Research Project: Conservation Systems to Improve Production Efficiency, Reduce Risk, and Promote Sustainability

Location: Soil Dynamics Research

Title: Effectiveness of cover crop termination methods on no-till cantaloupe

Author
item Kornecki, Ted
item Kichler, Corey

Submitted to: Agriculture
Publication Type: Peer Reviewed Journal
Publication Acceptance Date: 12/21/2021
Publication Date: 1/5/2022
Citation: Kornecki, T.S., Kichler, C.M. 2022. Effectiveness of cover crop termination methods on no-till cantaloupe. Agriculture. 12(1):1-20. https://doi.org/10.3390/agriculture12010066.
DOI: https://doi.org/10.3390/agriculture12010066

Interpretive Summary: ARS scientists located in Auburn, AL conducted a field experiment in Northern Alabama between 2010 and 2012 related to different termination methods for three cover crops (crimson clover, cereal rye, and hairy vetch) and their effects on cantaloupe yield in a no-till system. Termination rates for all cover crops by flail mower were higher compared to roller/crimpers at one and two weeks after rolling. Three weeks after rolling, there were no differences in termination methods for rye, however for hairy vetch and clover, higher termination rates were noticed using flail mowing. Cover crop termination methods did not have any effects on cantaloupe yield. However, cover crop type had a significant effect on cantaloupe yield, fruit number, and fruit weight. Based on results, the highest yield was produced with a cereal rye cover crop and the lowest for crimson clover. However, weather effects and inadequate cover crop termination for crimson clover contributed to reduced yields in no-till cantaloupe production.

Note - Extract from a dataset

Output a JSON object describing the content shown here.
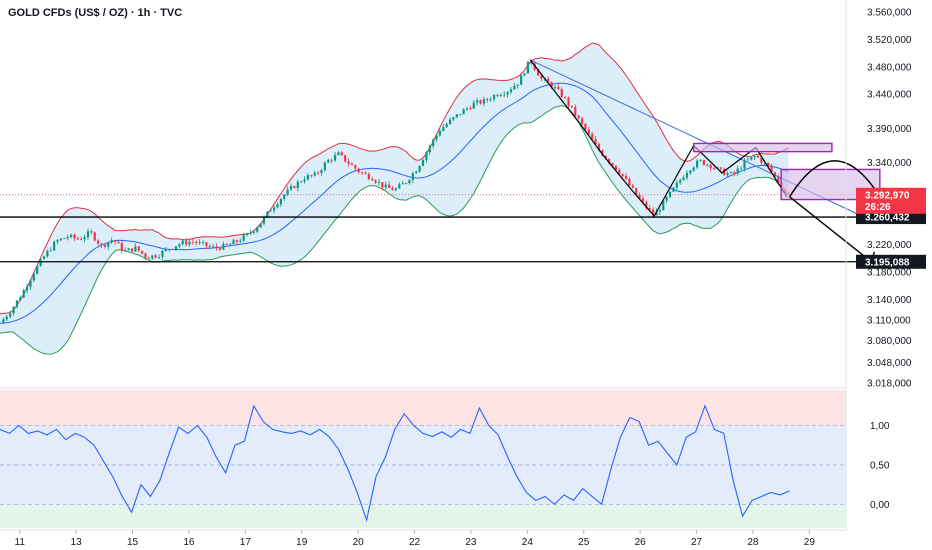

Technical Abstract: In a no-till system, there are many different methods available for terminating cover crops. Mechanical termination utilizing rolling/crimping technology is one method that injures the plant without cutting stems. Another popular and commercially available method is mowing but can cause problems with cover crop re-growth and loose residue interfering with the planter during cash crop planting. A field experiment was conducted during three growing seasons in northern Alabama to determine the effects of different cover crops and termination methods on cantaloupe yield in a no-till system. Crimson clover, cereal rye, and hairy vetch cover crops were terminated using two different roller/crimpers including a two-stage roller/crimper for four-wheel tractors and a powered roller/crimper for a two-wheel walk behind tractor. Cover crop termination rates were evaluated one, two, and three weeks after termination. Three weeks after rolling, higher termination rate was found for flail mowing (92%) compared to lower termination by 2-stage roller (86%) and powered roller/crimper (85%) with control only 49%. There were no significant differences in cantaloupe yield among rolling treatments averaging 38,666 kg ha-1 however yields were higher for cereal rye and hairy vetch cover crops (41,785 kg ha-1 and 42,000 kg ha-1) compared to crimson clover (32,213 kg ha-1).